Und der Markt? Vor wenigen Monaten lagen die Milchpreise auf einem Allzeithoch, nun bricht er ein. Von dem Auf und Ab sollte man sich nicht irremachen lassen, die Orientierung am Weltmarktpreis ist ja politisch gewollt gewesen. Daran wird man kurzfristig kaum etwas ändern können. Viel wichtiger ist doch die Frage, wohin die Reise längerfristig gehen wird. Ackerflächen werden knapper und teurer, die Klimadebatte wird mit steigenden Hitzerekorden und häufigeren Dürren immer schärfer werden.

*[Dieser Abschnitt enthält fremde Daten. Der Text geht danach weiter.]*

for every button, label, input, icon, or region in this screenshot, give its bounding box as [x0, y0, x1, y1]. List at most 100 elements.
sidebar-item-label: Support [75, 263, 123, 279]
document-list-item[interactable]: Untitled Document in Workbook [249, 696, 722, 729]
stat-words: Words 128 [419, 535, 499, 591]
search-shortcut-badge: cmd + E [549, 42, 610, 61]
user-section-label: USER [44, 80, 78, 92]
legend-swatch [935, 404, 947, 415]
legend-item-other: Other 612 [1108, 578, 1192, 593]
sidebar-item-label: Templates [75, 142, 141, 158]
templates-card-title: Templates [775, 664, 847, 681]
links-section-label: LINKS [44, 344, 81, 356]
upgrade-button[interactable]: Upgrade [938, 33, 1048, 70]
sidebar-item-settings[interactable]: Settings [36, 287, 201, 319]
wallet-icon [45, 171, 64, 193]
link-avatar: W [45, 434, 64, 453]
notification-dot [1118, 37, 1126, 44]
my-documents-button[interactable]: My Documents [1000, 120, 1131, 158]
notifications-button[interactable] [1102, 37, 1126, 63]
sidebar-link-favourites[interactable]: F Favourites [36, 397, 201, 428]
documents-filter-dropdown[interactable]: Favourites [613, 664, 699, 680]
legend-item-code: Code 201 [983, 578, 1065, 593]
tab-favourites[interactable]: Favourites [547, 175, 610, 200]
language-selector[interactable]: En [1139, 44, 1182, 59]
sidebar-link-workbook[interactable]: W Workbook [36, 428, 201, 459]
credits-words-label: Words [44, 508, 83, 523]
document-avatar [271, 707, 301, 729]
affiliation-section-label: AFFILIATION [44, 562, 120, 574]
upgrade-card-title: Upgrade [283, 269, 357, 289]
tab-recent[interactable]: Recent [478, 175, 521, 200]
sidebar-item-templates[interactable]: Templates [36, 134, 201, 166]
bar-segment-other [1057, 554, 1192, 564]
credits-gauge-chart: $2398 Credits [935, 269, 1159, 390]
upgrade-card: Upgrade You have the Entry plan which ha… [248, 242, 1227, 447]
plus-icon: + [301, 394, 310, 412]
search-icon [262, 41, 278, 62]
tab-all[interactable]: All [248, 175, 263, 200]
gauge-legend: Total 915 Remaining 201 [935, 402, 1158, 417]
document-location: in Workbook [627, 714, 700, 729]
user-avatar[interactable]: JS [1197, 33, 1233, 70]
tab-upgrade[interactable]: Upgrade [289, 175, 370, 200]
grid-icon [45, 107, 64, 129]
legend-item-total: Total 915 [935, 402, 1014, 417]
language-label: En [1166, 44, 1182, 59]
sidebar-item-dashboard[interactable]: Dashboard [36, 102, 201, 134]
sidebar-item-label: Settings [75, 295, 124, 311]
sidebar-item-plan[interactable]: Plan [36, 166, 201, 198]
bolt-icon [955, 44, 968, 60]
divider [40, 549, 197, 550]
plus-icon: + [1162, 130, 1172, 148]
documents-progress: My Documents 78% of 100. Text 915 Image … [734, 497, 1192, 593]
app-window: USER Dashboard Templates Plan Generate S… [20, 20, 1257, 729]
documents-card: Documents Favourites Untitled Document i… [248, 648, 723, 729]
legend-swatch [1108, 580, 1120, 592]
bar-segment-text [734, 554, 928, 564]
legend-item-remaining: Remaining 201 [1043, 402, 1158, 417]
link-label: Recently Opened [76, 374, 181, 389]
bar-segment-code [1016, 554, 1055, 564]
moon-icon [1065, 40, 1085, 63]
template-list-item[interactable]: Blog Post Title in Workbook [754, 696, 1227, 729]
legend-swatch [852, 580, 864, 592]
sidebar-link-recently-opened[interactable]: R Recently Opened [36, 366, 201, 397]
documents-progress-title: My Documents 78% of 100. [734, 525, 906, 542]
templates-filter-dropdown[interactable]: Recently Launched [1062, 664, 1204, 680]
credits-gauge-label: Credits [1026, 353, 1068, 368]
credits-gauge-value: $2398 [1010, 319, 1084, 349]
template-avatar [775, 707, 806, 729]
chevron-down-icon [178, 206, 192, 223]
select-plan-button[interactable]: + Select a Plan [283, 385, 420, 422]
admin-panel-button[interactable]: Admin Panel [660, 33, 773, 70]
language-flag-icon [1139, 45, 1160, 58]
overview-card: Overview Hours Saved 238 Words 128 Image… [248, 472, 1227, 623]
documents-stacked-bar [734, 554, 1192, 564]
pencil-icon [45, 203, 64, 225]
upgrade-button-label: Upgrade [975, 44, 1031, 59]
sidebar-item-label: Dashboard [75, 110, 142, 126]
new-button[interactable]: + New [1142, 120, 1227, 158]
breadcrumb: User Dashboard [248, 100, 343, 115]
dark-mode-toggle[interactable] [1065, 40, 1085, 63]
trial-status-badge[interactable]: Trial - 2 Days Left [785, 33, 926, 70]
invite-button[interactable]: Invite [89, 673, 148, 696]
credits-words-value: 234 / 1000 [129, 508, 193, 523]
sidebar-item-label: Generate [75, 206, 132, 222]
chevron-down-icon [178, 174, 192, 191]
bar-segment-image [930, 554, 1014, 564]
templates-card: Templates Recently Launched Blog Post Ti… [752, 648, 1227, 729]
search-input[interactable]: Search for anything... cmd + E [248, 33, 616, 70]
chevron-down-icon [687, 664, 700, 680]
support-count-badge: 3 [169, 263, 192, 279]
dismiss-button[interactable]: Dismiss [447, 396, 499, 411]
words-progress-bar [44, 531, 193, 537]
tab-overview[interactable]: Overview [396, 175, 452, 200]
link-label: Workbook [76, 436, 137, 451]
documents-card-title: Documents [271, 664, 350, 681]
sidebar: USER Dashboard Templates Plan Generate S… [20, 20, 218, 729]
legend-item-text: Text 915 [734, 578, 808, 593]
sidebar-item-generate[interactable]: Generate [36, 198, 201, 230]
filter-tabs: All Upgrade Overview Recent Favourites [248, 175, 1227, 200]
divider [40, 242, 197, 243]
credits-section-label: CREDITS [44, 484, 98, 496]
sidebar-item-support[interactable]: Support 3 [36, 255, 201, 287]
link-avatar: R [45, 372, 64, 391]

Und die Verbraucher reagieren bereits: Der Absatz nicht nur von Frischmilch und Butter, sondern auch von Käse ist rückläufig. Laut BLE wurden 2022 umgerechnet vier Prozent weniger Milchprodukte verzehrt, das entspricht 15 Liter pro Kopf und Jahr. Klar, die Preise waren im vergangenen Jahr hoch, Verbraucher haben nicht nur weniger Fleisch gegessen, sondern auch häufiger zu Hafermilch und Margarine gegriffen. Doch dass nun auch der Verzehr von Käse, der eigentlich klassische Ersatz für Wurst auf dem Brot, zurückgeht, lässt mich aufhorchen. Vielleicht stehen wir vor einer Zeitenwende. Firmen wie Formo können schon heute identisches Milchprotein im Fermenter herstellen und kommen mit ihren Produkten bald auch bei uns auf den Markt. Es ist doch nur eine Frage der Zeit, wann dort in riesigen Industrieanlagen zu ähnlichen Kosten Milch und Käse ohne Kuhbeteiligung produziert werden können. Für das Klima und den Flächenverbrauch sind das vermutlich gute Nachrichten, für die Nahrungsmittelindustrie auch. Doch wo bleiben da die Bauern und Bäuerinnen?

Ich glaube, dass bei der Milch kein Weg daran vorbeigeht, in Zukunft auf Qualität, Tierwohl und gute Grundfutterverwertung zu setzen. Die Nutzung des Grünlandes übers Kuhmaul ist eine Win-win-win-Lösung, für Tierwohl, Artenvielfalt und Klima. Dass Weidemilch sich auch für die Milcherzeuger rechnet, dafür sollten wir uns gemeinsam gegenüber Milchwirtschaft, LEH und Politik einsetzen.
Ansonsten könnte der Milcherzeugung eine ähnlich schwierige Zukunft drohen wie der Schweinehaltung.